As you may have expected, Killers isn’t the most original film. We’ve seen this premise done quite a few times and better in almost all cases. This doesn’t mean this film is devoid of laughs. It’s got some funny scenes and moments, and a couple of well-matched leads that make this movie a bit more than it deserves to be. Alas, it’s clear the negatives outweigh the positives. It’s never consistently funny. It’s good-natured and light-hearted, but it’s not nearly as funny or interesting as it needs to be.

Also, not enough happens.

We start out with some international flavor to open the film but when we’re in the middle of the story and in the more intense moments, it’s all in suburbia. Most of the action takes place either in the neighborhood or somewhere in this small town. No exciting locations or set pieces are used whatsoever. This was probably because the writers wanted to set this film apart from other similarly themed films, trying to make extraordinary things happen in this ordinary place. If this was the goal, I understand because it’s admirable to attempt this. Unfortunately, they don’t pull it off. It’s a respectable idea, but nothing truly big happens to where it seemed like the idea was worth it. There was nothing impressive regarding the action sequences. It was very “been there, done that”. Part of the issue could be rooted in the fact that there’s never a single moment where I think these characters don’t survive the situation they’re in. Obviously, I would like them to survive, but you have to tease me a bit, so I get excited as a viewer. The climax didn’t even feel like the big moment it should’ve been either. I’m not asking for some gritty, brutal fight that pushes into R-rated territory, I’m just asking for something bigger. I needed more tension, especially for an ending to a film about assassins.

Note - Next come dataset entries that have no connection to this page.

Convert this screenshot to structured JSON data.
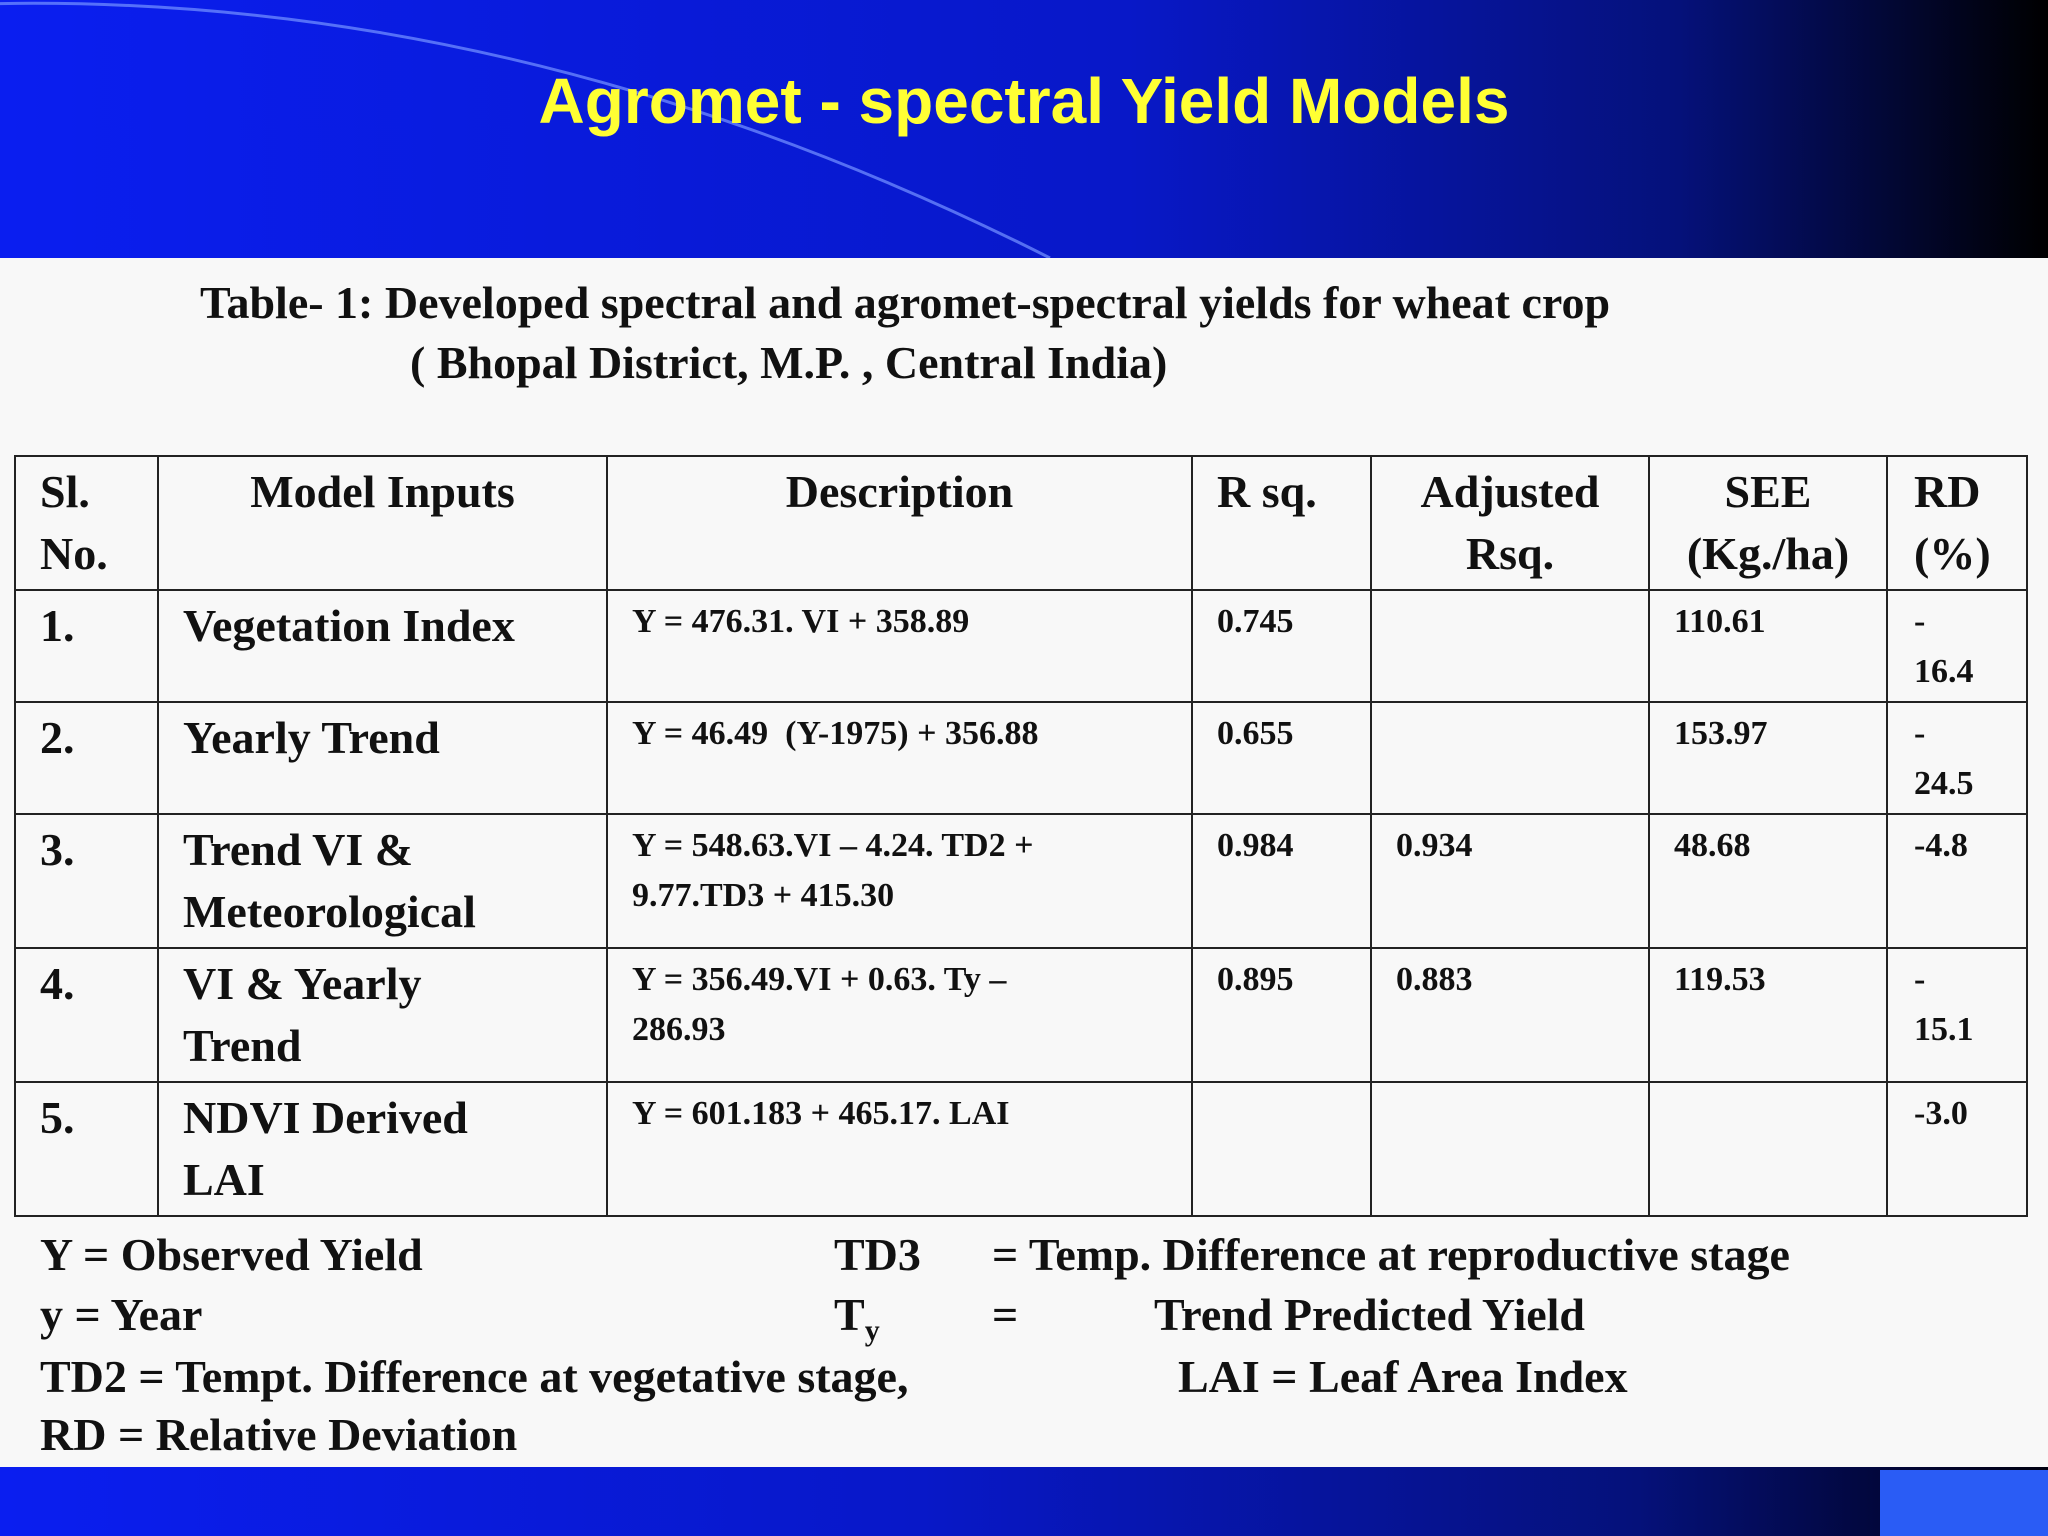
{
  "slide": {
    "title": "Agromet - spectral Yield Models",
    "caption_line1": "Table- 1: Developed spectral and agromet-spectral yields for wheat crop",
    "caption_line2": "( Bhopal District, M.P. , Central India)"
  },
  "table": {
    "headers": {
      "sl_1": "Sl.",
      "sl_2": "No.",
      "inputs": "Model Inputs",
      "description": "Description",
      "rsq": "R sq.",
      "adj_1": "Adjusted",
      "adj_2": "Rsq.",
      "see_1": "SEE",
      "see_2": "(Kg./ha)",
      "rd_1": "RD",
      "rd_2": "(%)"
    },
    "rows": [
      {
        "sl": "1.",
        "input_1": "Vegetation Index",
        "input_2": "",
        "desc_1": "Y = 476.31. VI + 358.89",
        "desc_2": "",
        "rsq": "0.745",
        "adj": "",
        "see": "110.61",
        "rd_1": "-",
        "rd_2": "16.4"
      },
      {
        "sl": "2.",
        "input_1": "Yearly Trend",
        "input_2": "",
        "desc_1": "Y = 46.49  (Y-1975) + 356.88",
        "desc_2": "",
        "rsq": "0.655",
        "adj": "",
        "see": "153.97",
        "rd_1": "-",
        "rd_2": "24.5"
      },
      {
        "sl": "3.",
        "input_1": "Trend VI &",
        "input_2": "Meteorological",
        "desc_1": "Y = 548.63.VI – 4.24. TD2 +",
        "desc_2": "9.77.TD3 + 415.30",
        "rsq": "0.984",
        "adj": "0.934",
        "see": "48.68",
        "rd_1": "-4.8",
        "rd_2": ""
      },
      {
        "sl": "4.",
        "input_1": "VI & Yearly",
        "input_2": "Trend",
        "desc_1": "Y = 356.49.VI + 0.63. Ty –",
        "desc_2": "286.93",
        "rsq": "0.895",
        "adj": "0.883",
        "see": "119.53",
        "rd_1": "-",
        "rd_2": "15.1"
      },
      {
        "sl": "5.",
        "input_1": "NDVI Derived",
        "input_2": "LAI",
        "desc_1": "Y = 601.183 + 465.17. LAI",
        "desc_2": "",
        "rsq": "",
        "adj": "",
        "see": "",
        "rd_1": "-3.0",
        "rd_2": ""
      }
    ]
  },
  "legend": {
    "y_obs": "Y = Observed Yield",
    "td3_key": "TD3",
    "td3_val": "= Temp. Difference at reproductive stage",
    "year": "y = Year",
    "ty_key": "T",
    "ty_sub": "y",
    "ty_eq": "=",
    "ty_val": "Trend Predicted Yield",
    "td2": "TD2 = Tempt. Difference at vegetative stage,",
    "lai": "LAI = Leaf Area Index",
    "rd": "RD = Relative Deviation"
  },
  "colors": {
    "title": "#ffff33",
    "header_bg_start": "#0a1ef0",
    "header_bg_end": "#000000"
  }
}
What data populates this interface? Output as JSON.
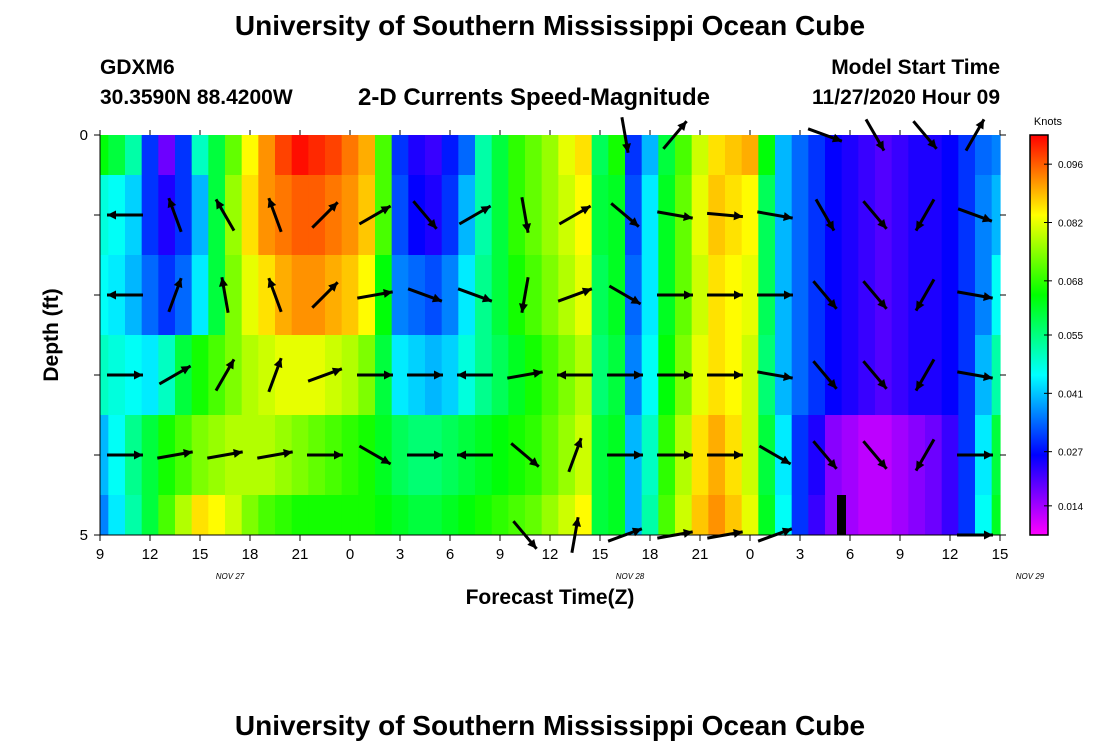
{
  "title": "University of Southern Mississippi Ocean Cube",
  "footer_title": "University of Southern Mississippi Ocean Cube",
  "station": "GDXM6",
  "coordinates": "30.3590N 88.4200W",
  "model_start_label": "Model Start Time",
  "model_start_value": "11/27/2020 Hour 09",
  "chart_data": {
    "type": "heatmap",
    "title": "2-D Currents Speed-Magnitude",
    "xlabel": "Forecast Time(Z)",
    "ylabel": "Depth (ft)",
    "ylim": [
      0,
      5
    ],
    "y_ticks": [
      "0",
      "5"
    ],
    "x_ticks": [
      "9",
      "12",
      "15",
      "18",
      "21",
      "0",
      "3",
      "6",
      "9",
      "12",
      "15",
      "18",
      "21",
      "0",
      "3",
      "6",
      "9",
      "12",
      "15"
    ],
    "date_labels": [
      {
        "text": "NOV 27",
        "at_tick": 3
      },
      {
        "text": "NOV 28",
        "at_tick": 11
      },
      {
        "text": "NOV 29",
        "at_tick": 19
      }
    ],
    "colorbar": {
      "unit": "Knots",
      "min": 0.007,
      "max": 0.103,
      "ticks": [
        0.014,
        0.027,
        0.041,
        0.055,
        0.068,
        0.082,
        0.096
      ],
      "tick_labels": [
        "0.014",
        "0.027",
        "0.041",
        "0.055",
        "0.068",
        "0.082",
        "0.096"
      ]
    },
    "time_hours": [
      0,
      1,
      2,
      3,
      4,
      5,
      6,
      7,
      8,
      9,
      10,
      11,
      12,
      13,
      14,
      15,
      16,
      17,
      18,
      19,
      20,
      21,
      22,
      23,
      24,
      25,
      26,
      27,
      28,
      29,
      30,
      31,
      32,
      33,
      34,
      35,
      36,
      37,
      38,
      39,
      40,
      41,
      42,
      43,
      44,
      45,
      46,
      47,
      48,
      49,
      50,
      51,
      52,
      53,
      54
    ],
    "depth_layers_ft": [
      "0.0-0.5",
      "0.5-1.5",
      "1.5-2.5",
      "2.5-3.5",
      "3.5-4.5",
      "4.5-5.0"
    ],
    "speed_knots": [
      [
        0.064,
        0.06,
        0.052,
        0.03,
        0.018,
        0.03,
        0.05,
        0.06,
        0.072,
        0.084,
        0.092,
        0.098,
        0.102,
        0.1,
        0.098,
        0.094,
        0.09,
        0.07,
        0.03,
        0.024,
        0.022,
        0.028,
        0.034,
        0.052,
        0.06,
        0.068,
        0.072,
        0.076,
        0.082,
        0.086,
        0.058,
        0.066,
        0.03,
        0.04,
        0.06,
        0.07,
        0.08,
        0.086,
        0.088,
        0.09,
        0.064,
        0.04,
        0.034,
        0.03,
        0.026,
        0.024,
        0.022,
        0.02,
        0.022,
        0.024,
        0.024,
        0.026,
        0.03,
        0.034,
        0.036
      ],
      [
        0.048,
        0.046,
        0.042,
        0.03,
        0.024,
        0.03,
        0.04,
        0.06,
        0.076,
        0.086,
        0.092,
        0.094,
        0.096,
        0.096,
        0.094,
        0.092,
        0.088,
        0.07,
        0.032,
        0.026,
        0.024,
        0.03,
        0.04,
        0.052,
        0.06,
        0.068,
        0.072,
        0.076,
        0.08,
        0.084,
        0.06,
        0.062,
        0.032,
        0.044,
        0.062,
        0.072,
        0.082,
        0.088,
        0.086,
        0.084,
        0.058,
        0.04,
        0.034,
        0.03,
        0.026,
        0.024,
        0.022,
        0.02,
        0.022,
        0.024,
        0.024,
        0.026,
        0.03,
        0.036,
        0.04
      ],
      [
        0.046,
        0.044,
        0.04,
        0.034,
        0.03,
        0.034,
        0.044,
        0.06,
        0.074,
        0.082,
        0.086,
        0.09,
        0.092,
        0.092,
        0.09,
        0.088,
        0.084,
        0.064,
        0.036,
        0.034,
        0.032,
        0.036,
        0.044,
        0.054,
        0.06,
        0.066,
        0.07,
        0.074,
        0.078,
        0.082,
        0.058,
        0.062,
        0.034,
        0.044,
        0.062,
        0.072,
        0.08,
        0.086,
        0.084,
        0.082,
        0.058,
        0.04,
        0.034,
        0.03,
        0.026,
        0.024,
        0.022,
        0.02,
        0.022,
        0.024,
        0.024,
        0.026,
        0.03,
        0.036,
        0.046
      ],
      [
        0.05,
        0.048,
        0.046,
        0.044,
        0.05,
        0.06,
        0.066,
        0.07,
        0.074,
        0.078,
        0.08,
        0.082,
        0.082,
        0.082,
        0.08,
        0.078,
        0.074,
        0.06,
        0.044,
        0.042,
        0.04,
        0.042,
        0.048,
        0.054,
        0.058,
        0.062,
        0.066,
        0.07,
        0.074,
        0.078,
        0.056,
        0.06,
        0.036,
        0.046,
        0.064,
        0.074,
        0.082,
        0.086,
        0.084,
        0.08,
        0.056,
        0.04,
        0.034,
        0.03,
        0.026,
        0.024,
        0.022,
        0.02,
        0.022,
        0.024,
        0.024,
        0.026,
        0.03,
        0.04,
        0.052
      ],
      [
        0.04,
        0.046,
        0.054,
        0.06,
        0.066,
        0.07,
        0.074,
        0.076,
        0.078,
        0.078,
        0.078,
        0.076,
        0.074,
        0.072,
        0.07,
        0.068,
        0.066,
        0.062,
        0.058,
        0.056,
        0.056,
        0.058,
        0.06,
        0.062,
        0.064,
        0.066,
        0.068,
        0.072,
        0.076,
        0.08,
        0.06,
        0.062,
        0.04,
        0.05,
        0.068,
        0.078,
        0.086,
        0.09,
        0.086,
        0.08,
        0.06,
        0.044,
        0.03,
        0.024,
        0.016,
        0.014,
        0.012,
        0.012,
        0.014,
        0.016,
        0.018,
        0.022,
        0.03,
        0.044,
        0.06
      ],
      [
        0.036,
        0.044,
        0.052,
        0.06,
        0.07,
        0.078,
        0.086,
        0.084,
        0.08,
        0.074,
        0.07,
        0.068,
        0.066,
        0.066,
        0.066,
        0.066,
        0.066,
        0.064,
        0.062,
        0.06,
        0.06,
        0.062,
        0.064,
        0.066,
        0.068,
        0.07,
        0.072,
        0.076,
        0.08,
        0.084,
        0.06,
        0.062,
        0.04,
        0.052,
        0.07,
        0.08,
        0.088,
        0.092,
        0.088,
        0.082,
        0.062,
        0.046,
        0.03,
        0.022,
        0.016,
        0.014,
        0.012,
        0.012,
        0.014,
        0.016,
        0.018,
        0.022,
        0.03,
        0.046,
        0.062
      ]
    ],
    "vector_rows_depth_index": [
      0,
      1,
      2,
      3,
      4,
      5
    ],
    "vector_hours": [
      1.5,
      4.5,
      7.5,
      10.5,
      13.5,
      16.5,
      19.5,
      22.5,
      25.5,
      28.5,
      31.5,
      34.5,
      37.5,
      40.5,
      43.5,
      46.5,
      49.5,
      52.5
    ],
    "vector_directions_deg": [
      [
        null,
        null,
        null,
        null,
        null,
        null,
        null,
        null,
        null,
        null,
        170,
        40,
        null,
        null,
        110,
        150,
        140,
        30
      ],
      [
        270,
        340,
        330,
        340,
        45,
        60,
        140,
        60,
        170,
        60,
        130,
        100,
        95,
        100,
        150,
        140,
        210,
        110
      ],
      [
        270,
        20,
        350,
        340,
        45,
        80,
        110,
        110,
        190,
        70,
        120,
        90,
        90,
        90,
        140,
        140,
        210,
        100
      ],
      [
        90,
        60,
        30,
        20,
        70,
        90,
        90,
        270,
        80,
        270,
        90,
        90,
        90,
        100,
        140,
        140,
        210,
        100
      ],
      [
        90,
        80,
        80,
        80,
        90,
        120,
        90,
        270,
        130,
        20,
        90,
        90,
        90,
        120,
        140,
        140,
        210,
        90
      ],
      [
        null,
        null,
        null,
        null,
        null,
        null,
        null,
        null,
        140,
        10,
        70,
        80,
        80,
        70,
        null,
        null,
        null,
        90
      ]
    ]
  }
}
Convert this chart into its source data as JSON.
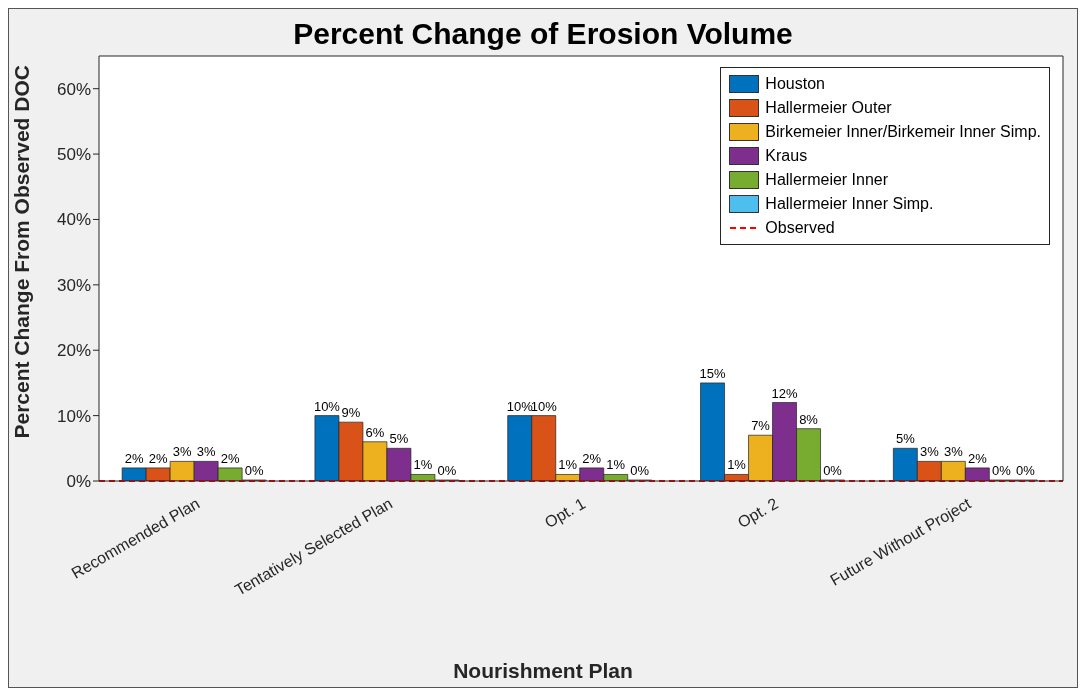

In the end, we get hit with this wild twist that despite the big reveal, felt sort of anticlimactic because you knew they weren’t going to go any further than that. I think this hurt the film as well. It was an interesting twist, but the conclusion the characters come up with felt too simple, making me think “That was it?”.

To make a simple action comedy fulfill its entertainment value, you have to go over-the-top with the action, or the comedy and the dialogue have to make up for the action’s shortcomings. In a perfect world, you get both, but the bar was low with Killers. Even then, they failed on both accounts. Along with my many issues with the run-of-the-mill action sequences, there was nothing truly engaging about the characters or the conversations between them. There are still some laughs, and there’s still some entertaining moments, but my problem is how satisfied they were with being average. They didn’t try as hard as they could’ve with the concept, or the characters and their relationship, and it showed.

I wasn’t mad, just disappointed.

Killers is a light-hearted action comedy that was just a little too basic for its own good. Though it may be entertaining for some simple viewers that don’t complain too much, taking zero chances hurt the potential of the movie. It just comes and goes and that’s it. It’s fun at times, but just not fun enough unfortunately.